Arm Holdings PLC (NASDAQ:ARM) saw its stock fall roughly 7 percent in after-hours trading despite reporting fourth-quarter results that beat analyst estimates and revealing soaring demand for its new data center processor. The negative reaction shows how a strategic pivot into making its own chips brings new supply chain risks that are giving investors pause, even as the company’s core business remains strong.
"As AI becomes more agentic, demand for Arm AGI CPU, Arm’s first data center chip, has exceeded expectations, reinforcing Arm as the compute platform for the AI era," Arm CEO Rene Haas said.
For the quarter ended March 31, Arm reported adjusted earnings of 60 cents per share on revenue of $1.49 billion. The results surpassed LSEG consensus estimates calling for 58 cents in earnings per share on $1.47 billion in revenue. For its first quarter of fiscal 2027, the company guided for revenue of $1.26 billion and adjusted earnings of 40 cents per share, both slightly ahead of analyst forecasts.
The results highlight a company at a major inflection point. While Arm's traditional licensing business is healthy, its future is now tied to its ability to directly produce and sell its own silicon, a move that pits it against some of its largest customers but also opens up a much larger market. The stock, which had already gained 117 percent year-to-date, now faces the challenge of executing on this new and complex strategy.
Arm’s fourth-quarter revenue growth was driven by its licensing segment, which grew 29 percent year-over-year to $819 million. Royalty revenue, however, increased a more modest 11 percent to $671 million, a slowdown from previous quarters. Management attributed the slower royalty growth to weakness in the smartphone market and a tough comparison from the prior year.
The real engine of growth is the data center. Royalty revenue from the data center segment more than doubled for the second consecutive year, driven by the adoption of its Neoverse architecture by major cloud providers. Amazon's Graviton, Google's Axion, and Nvidia's Vera CPUs are all built on Arm's architecture, giving the company more than 50 percent market share among top hyperscalers. Management expects data center royalties to double again in fiscal 2027.

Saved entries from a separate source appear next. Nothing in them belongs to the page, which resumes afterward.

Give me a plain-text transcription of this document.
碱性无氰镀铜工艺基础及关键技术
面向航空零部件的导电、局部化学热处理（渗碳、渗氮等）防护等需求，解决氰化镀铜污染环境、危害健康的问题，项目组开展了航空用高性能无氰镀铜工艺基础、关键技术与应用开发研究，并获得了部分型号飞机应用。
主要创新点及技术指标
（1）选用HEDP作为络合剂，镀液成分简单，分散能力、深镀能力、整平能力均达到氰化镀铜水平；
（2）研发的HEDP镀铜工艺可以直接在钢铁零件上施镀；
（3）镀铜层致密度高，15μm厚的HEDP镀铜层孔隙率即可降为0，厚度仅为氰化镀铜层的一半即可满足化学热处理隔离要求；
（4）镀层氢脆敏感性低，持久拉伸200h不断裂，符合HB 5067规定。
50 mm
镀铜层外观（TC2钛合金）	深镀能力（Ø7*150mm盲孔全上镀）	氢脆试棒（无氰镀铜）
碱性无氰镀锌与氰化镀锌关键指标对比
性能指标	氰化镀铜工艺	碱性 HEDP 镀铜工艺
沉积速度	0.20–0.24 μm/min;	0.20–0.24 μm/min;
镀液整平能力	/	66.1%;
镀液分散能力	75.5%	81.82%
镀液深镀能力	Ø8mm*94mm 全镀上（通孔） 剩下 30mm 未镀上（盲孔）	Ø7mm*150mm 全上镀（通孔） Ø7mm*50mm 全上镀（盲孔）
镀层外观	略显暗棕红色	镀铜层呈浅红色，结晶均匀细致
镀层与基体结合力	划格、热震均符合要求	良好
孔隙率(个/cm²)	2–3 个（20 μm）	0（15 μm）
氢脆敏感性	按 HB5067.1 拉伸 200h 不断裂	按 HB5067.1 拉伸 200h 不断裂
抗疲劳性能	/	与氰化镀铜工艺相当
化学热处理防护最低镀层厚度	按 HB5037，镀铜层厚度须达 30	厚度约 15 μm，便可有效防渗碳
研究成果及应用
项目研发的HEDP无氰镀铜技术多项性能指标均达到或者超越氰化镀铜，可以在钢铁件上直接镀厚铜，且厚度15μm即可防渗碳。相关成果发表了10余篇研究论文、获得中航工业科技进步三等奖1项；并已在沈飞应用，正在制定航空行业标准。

The most significant news from the earnings call was the update on Arm's first in-house chip, the Arm AGI CPU. In the six weeks since its unveiling, customer demand for the chip has doubled from an initial $1 billion to over $2 billion for fiscal years 2027 and 2028. This demand comes from both existing partners like Meta and new customers who want Arm-based computing without designing their own chips.
Despite the surging demand, management kept its formal guidance at the initial $1 billion, citing the need to secure capacity for wafers, memory, and advanced packaging from partners like TSMC. This supply constraint is the primary reason for the stock's negative after-hours reaction. The move transforms Arm from the "Switzerland of semiconductors"—a neutral IP provider—to a direct competitor with its own customers like Amazon, Google, and Nvidia. Haas noted that all partners were informed in advance and support the move, believing it will expand the overall software ecosystem for Arm-based chips.
Even with the pullback, Arm's stock price of around $219 in late trading is well above the average analyst price target of $180. The stock's massive rally in 2026 has already priced in a significant amount of success for its new strategy. As noted by Jim Cramer's CNBC Investing Club, which holds the stock, it's difficult for a stock to rally three times on the same information, making a pullback unsurprising.
The company's long-term goal is to reach $25 billion in total revenue by fiscal 2031, with $15 billion coming from chips and $10 billion from its traditional IP business. The key variable is how quickly Arm can resolve its supply chain bottlenecks. Its ability to secure advanced manufacturing capacity will determine whether the $2 billion in demand can be converted into revenue, and whether its ambitious transformation from a blueprint designer to a house builder will ultimately succeed.
This article is for informational purposes only and does not constitute investment advice.